Question

How many revolutions per minute would a 23 m -diameter Ferris wheel need to make for the passengers to feel "weightless" at the topmost point?

Answer 1

Approximately
`6.2\; {\rm rpm}`, assuming that the gravitational field strength is
`g = 9.81\; {\rm m\cdot s^(-2)}`.

Step-by-step explanation:

Let
`\omega` denote the required angular velocity of this Ferris wheel. Let
`m` denote the mass of a particular passenger on this Ferris wheel.

At the topmost point of the Ferris wheel, there would be at most two forces acting on this passenger:

• Weight of the passenger (downwards),
  `m\, g`, and possibly
• Normal force
  `F_\text{normal}` that the Ferris wheel exerts on this passenger (upwards.)

This passenger would feel "weightless" if the normal force on them is
`0`- that is,
`F_\text{normal} = 0`.

The net force on this passenger is
`(m\, g - F_\text{normal})`. Hence, when
`F_\text{normal} = 0`, the net force on this passenger would be equal to
`m\, g`.

Passengers on this Ferris wheel are in a centripetal motion of angular velocity
`\omega` around a circle of radius
`r`. Thus, the centripetal acceleration of these passengers would be
`a = \omega^(2)\, r`. The net force on a passenger of mass
`m` would be
`m\, a = m\, \omega^(2)\, r`.

Notice that
`m\, \omega^(2) \, r = (\text{Net Force}) = m\, g`. Solve this equation for
`\omega`, the angular speed of this Ferris wheel. Since
`g = 9.81\; {\rm m\cdot s^(-2)}` and
`r = 23\; {\rm m}`:

`\begin{aligned} \omega^(2) = (g)/(r)\end{aligned}`.

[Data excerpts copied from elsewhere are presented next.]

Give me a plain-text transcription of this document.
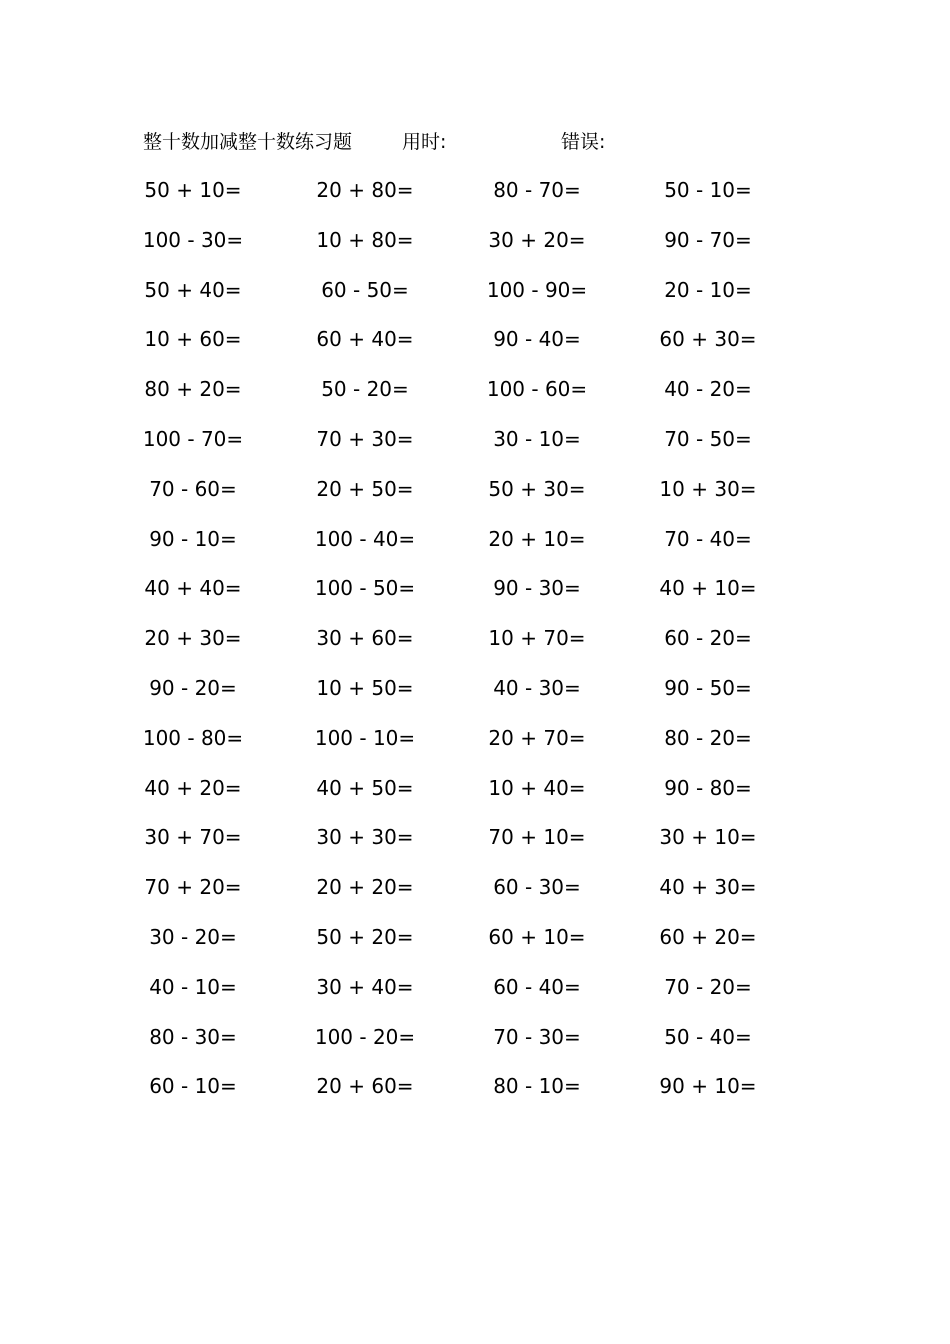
整十数加减整十数练习题	用时:	错误:
50 + 10=	20 + 80=	80 - 70=	50 - 10=
100 - 30=	10 + 80=	30 + 20=	90 - 70=
50 + 40=	60 - 50=	100 - 90=	20 - 10=
10 + 60=	60 + 40=	90 - 40=	60 + 30=
80 + 20=	50 - 20=	100 - 60=	40 - 20=
100 - 70=	70 + 30=	30 - 10=	70 - 50=
70 - 60=	20 + 50=	50 + 30=	10 + 30=
90 - 10=	100 - 40=	20 + 10=	70 - 40=
40 + 40=	100 - 50=	90 - 30=	40 + 10=
20 + 30=	30 + 60=	10 + 70=	60 - 20=
90 - 20=	10 + 50=	40 - 30=	90 - 50=
100 - 80=	100 - 10=	20 + 70=	80 - 20=
40 + 20=	40 + 50=	10 + 40=	90 - 80=
30 + 70=	30 + 30=	70 + 10=	30 + 10=
70 + 20=	20 + 20=	60 - 30=	40 + 30=
30 - 20=	50 + 20=	60 + 10=	60 + 20=
40 - 10=	30 + 40=	60 - 40=	70 - 20=
80 - 30=	100 - 20=	70 - 30=	50 - 40=
60 - 10=	20 + 60=	80 - 10=	90 + 10=
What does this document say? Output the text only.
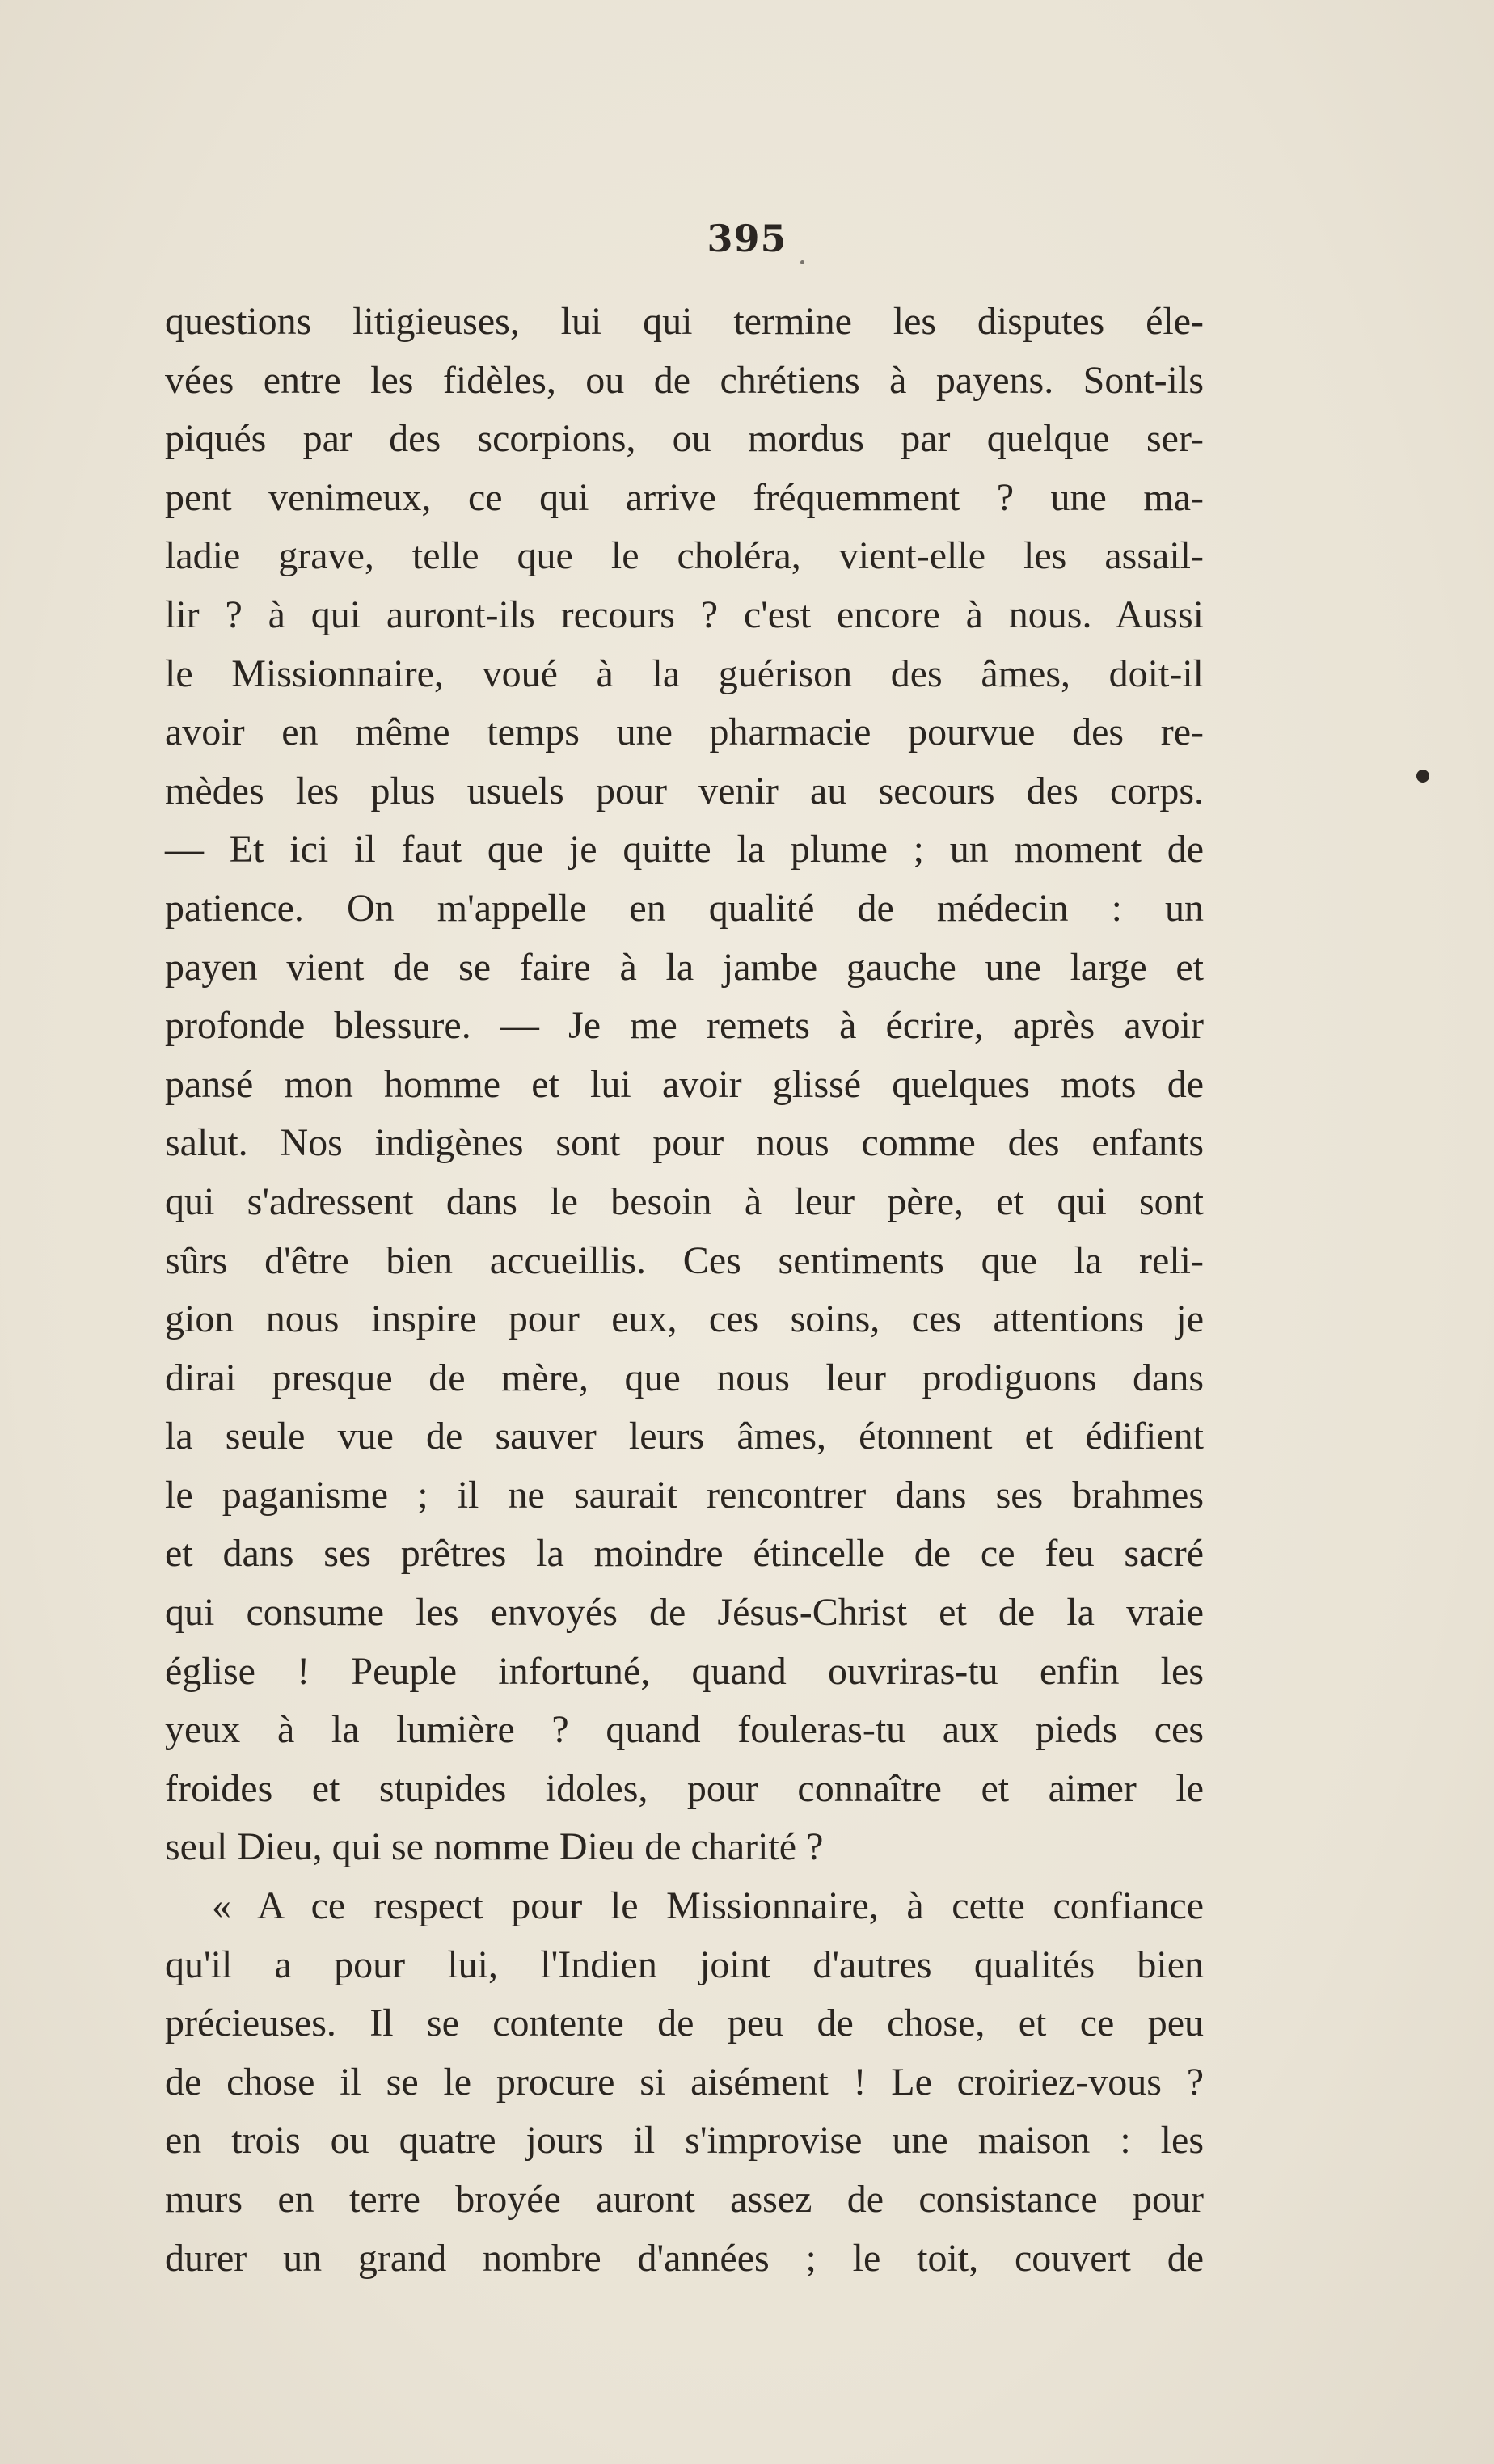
395
questions litigieuses, lui qui termine les disputes éle-
vées entre les fidèles, ou de chrétiens à payens. Sont-ils
piqués par des scorpions, ou mordus par quelque ser-
pent venimeux, ce qui arrive fréquemment ? une ma-
ladie grave, telle que le choléra, vient-elle les assail-
lir ? à qui auront-ils recours ? c'est encore à nous. Aussi
le Missionnaire, voué à la guérison des âmes, doit-il
avoir en même temps une pharmacie pourvue des re-
mèdes les plus usuels pour venir au secours des corps.
— Et ici il faut que je quitte la plume ; un moment de
patience. On m'appelle en qualité de médecin : un
payen vient de se faire à la jambe gauche une large et
profonde blessure. — Je me remets à écrire, après avoir
pansé mon homme et lui avoir glissé quelques mots de
salut. Nos indigènes sont pour nous comme des enfants
qui s'adressent dans le besoin à leur père, et qui sont
sûrs d'être bien accueillis. Ces sentiments que la reli-
gion nous inspire pour eux, ces soins, ces attentions je
dirai presque de mère, que nous leur prodiguons dans
la seule vue de sauver leurs âmes, étonnent et édifient
le paganisme ; il ne saurait rencontrer dans ses brahmes
et dans ses prêtres la moindre étincelle de ce feu sacré
qui consume les envoyés de Jésus-Christ et de la vraie
église ! Peuple infortuné, quand ouvriras-tu enfin les
yeux à la lumière ? quand fouleras-tu aux pieds ces
froides et stupides idoles, pour connaître et aimer le
seul Dieu, qui se nomme Dieu de charité ?
« A ce respect pour le Missionnaire, à cette confiance
qu'il a pour lui, l'Indien joint d'autres qualités bien
précieuses. Il se contente de peu de chose, et ce peu
de chose il se le procure si aisément ! Le croiriez-vous ?
en trois ou quatre jours il s'improvise une maison : les
murs en terre broyée auront assez de consistance pour
durer un grand nombre d'années ; le toit, couvert de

`\begin{aligned} \omega &= \sqrt{(g)/(r)} \\ &= \sqrt{\frac{9.81\; {\rm m \cdot s^(-2)}}{23\; {\rm m}}} \\ &\approx 0.653\; {\rm rad \cdot s^(-1)} \end{aligned}`.

The question is asking for the angular velocity of this Ferris wheel in the unit
`{\rm rpm}`, where
`1\; {\rm rpm} = (2\, \pi\; {\rm rad}) / (60\; {\rm s})`. Apply unit conversion:

`\begin{aligned} \omega &\approx 0.653\; {\rm rad \cdot s^(-1)} \\ &= 0.653\; {\rm rad \cdot s^(-1)} * \frac{1\; {\rm rpm}}{(2\, \pi\; {\rm rad}) / (60\; {\rm s})} \\ &= 0.653\; {\rm rad \cdot s^(-1) * \frac{60\; {\rm s}}{2\, \pi\; {\rm rad}} * 1\; {\rm rpm} \\ &\approx 6.2\; {\rm rpm} \end{aligned}`.